As Sabina and Bronislaw grow more intimate, a murder moves the narrative into thriller territory. Later, an extreme act of motherly love takes it into the realm of farce, visualized as German Expressionist grotesquerie. Even more twists ensue before a poignant climax unfolds in the present-day strand, proving that with courage, ordinary citizens can convert pure evil into something good.

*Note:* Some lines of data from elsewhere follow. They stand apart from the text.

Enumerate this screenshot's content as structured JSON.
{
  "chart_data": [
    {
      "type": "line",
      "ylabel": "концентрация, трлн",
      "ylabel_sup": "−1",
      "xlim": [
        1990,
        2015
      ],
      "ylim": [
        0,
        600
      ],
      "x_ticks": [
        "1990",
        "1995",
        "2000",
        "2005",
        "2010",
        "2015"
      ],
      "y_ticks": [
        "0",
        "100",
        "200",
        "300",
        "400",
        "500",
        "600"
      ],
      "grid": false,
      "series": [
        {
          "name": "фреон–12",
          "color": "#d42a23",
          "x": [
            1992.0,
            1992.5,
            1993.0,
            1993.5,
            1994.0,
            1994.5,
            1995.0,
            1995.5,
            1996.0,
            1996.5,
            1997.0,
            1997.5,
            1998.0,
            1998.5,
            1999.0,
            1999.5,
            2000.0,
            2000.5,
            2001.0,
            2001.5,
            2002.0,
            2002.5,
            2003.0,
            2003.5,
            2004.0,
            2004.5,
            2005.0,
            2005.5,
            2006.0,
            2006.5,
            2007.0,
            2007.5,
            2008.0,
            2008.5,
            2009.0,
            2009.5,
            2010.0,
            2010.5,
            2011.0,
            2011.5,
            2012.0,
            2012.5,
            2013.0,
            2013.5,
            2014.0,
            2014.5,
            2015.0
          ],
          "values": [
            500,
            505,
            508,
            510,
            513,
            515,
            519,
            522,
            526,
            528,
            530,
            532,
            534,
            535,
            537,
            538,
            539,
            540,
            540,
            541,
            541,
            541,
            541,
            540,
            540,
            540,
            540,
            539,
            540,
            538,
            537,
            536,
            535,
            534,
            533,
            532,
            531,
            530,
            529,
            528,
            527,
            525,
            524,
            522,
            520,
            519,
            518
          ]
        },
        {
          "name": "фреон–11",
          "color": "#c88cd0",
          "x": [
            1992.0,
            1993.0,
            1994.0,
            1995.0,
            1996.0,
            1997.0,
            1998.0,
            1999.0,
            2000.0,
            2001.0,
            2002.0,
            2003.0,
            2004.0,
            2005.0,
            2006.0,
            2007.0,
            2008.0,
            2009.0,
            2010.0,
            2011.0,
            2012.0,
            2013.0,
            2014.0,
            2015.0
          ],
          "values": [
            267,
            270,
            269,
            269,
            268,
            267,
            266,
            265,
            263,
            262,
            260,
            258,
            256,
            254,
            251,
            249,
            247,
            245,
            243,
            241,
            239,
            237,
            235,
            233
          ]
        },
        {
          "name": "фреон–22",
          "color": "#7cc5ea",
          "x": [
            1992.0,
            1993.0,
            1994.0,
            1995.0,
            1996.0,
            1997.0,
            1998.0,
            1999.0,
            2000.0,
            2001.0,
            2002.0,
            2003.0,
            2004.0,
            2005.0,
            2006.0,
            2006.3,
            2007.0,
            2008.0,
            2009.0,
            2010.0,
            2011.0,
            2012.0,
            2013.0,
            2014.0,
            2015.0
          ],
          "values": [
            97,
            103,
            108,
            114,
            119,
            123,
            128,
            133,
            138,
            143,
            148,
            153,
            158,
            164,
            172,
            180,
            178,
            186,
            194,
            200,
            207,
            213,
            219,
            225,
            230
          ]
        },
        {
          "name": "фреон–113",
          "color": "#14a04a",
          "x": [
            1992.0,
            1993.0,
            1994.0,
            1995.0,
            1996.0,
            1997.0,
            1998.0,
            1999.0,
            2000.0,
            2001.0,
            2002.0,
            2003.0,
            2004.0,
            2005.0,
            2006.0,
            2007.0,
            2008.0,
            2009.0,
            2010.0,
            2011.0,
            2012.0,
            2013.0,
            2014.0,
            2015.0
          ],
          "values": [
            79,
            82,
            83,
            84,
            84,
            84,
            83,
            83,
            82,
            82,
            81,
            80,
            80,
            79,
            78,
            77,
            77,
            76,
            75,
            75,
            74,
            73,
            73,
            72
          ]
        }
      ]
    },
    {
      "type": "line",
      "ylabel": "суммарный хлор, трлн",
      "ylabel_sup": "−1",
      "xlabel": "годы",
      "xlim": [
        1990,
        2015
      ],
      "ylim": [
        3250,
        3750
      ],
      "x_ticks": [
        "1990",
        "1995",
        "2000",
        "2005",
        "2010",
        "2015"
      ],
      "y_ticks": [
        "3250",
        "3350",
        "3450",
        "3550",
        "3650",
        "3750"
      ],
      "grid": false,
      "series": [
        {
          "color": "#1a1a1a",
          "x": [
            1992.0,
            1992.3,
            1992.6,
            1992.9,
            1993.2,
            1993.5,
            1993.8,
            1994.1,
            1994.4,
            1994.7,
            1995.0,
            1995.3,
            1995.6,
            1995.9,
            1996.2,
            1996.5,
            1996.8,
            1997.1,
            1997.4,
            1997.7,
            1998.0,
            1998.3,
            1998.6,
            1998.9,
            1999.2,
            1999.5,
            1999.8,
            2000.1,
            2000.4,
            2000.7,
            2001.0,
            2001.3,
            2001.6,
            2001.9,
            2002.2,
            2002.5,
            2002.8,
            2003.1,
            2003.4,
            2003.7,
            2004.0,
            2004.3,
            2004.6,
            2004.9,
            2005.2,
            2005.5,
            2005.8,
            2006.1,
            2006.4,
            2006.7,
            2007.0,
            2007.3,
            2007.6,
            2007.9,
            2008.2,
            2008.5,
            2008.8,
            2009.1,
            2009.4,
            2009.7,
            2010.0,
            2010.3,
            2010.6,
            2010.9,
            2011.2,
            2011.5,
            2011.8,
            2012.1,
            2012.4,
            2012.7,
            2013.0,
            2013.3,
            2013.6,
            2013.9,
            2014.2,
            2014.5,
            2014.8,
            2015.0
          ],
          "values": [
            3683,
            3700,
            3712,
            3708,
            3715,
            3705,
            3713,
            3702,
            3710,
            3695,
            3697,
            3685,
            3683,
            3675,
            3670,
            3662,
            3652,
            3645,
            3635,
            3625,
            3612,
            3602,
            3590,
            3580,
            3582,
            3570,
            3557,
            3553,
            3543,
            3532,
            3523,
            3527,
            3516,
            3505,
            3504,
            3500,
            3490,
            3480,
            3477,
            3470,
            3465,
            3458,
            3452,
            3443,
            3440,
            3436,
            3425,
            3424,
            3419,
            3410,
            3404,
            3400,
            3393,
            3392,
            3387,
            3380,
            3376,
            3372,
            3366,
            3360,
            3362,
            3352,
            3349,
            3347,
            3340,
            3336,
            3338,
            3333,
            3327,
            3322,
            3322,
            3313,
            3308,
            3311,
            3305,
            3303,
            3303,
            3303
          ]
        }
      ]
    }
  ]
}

Told from a female perspective, the elegant screenplay by literary talent Andrzej Bart revels in allusions, jokes and paradoxes, taking cliches about life in the Stalinist era and turning them inside out. Polish audiences will find the film’s premise — that Warsaw’s Palace of Culture (a not-altogether welcome gift from the Soviets) hides a sinister secret — particularly diverting.
Helmer Lankosz uses his docu background to perfectly re-create the look of the 1950s through set design, makeup and costumes, even blending in archival footage. Yet it is his skillful manipulation of genre conventions that makes viable the special tone of Bart’s script.
From Wlodek Pawlik’s film-noir jazz score, which serves as counterpoint to the pic’s action, to the sublime choice of Nina’s Simone’s cover of “Don’t Let Me Be Misunderstood” under the end credits, the musical choices, like the rest of the ace tech package, are both ironic and revealing.
Pic marks the first production in 14 years from the legendary Studio Kadr, home to the 1950s generation of auteurs known as the Polish School.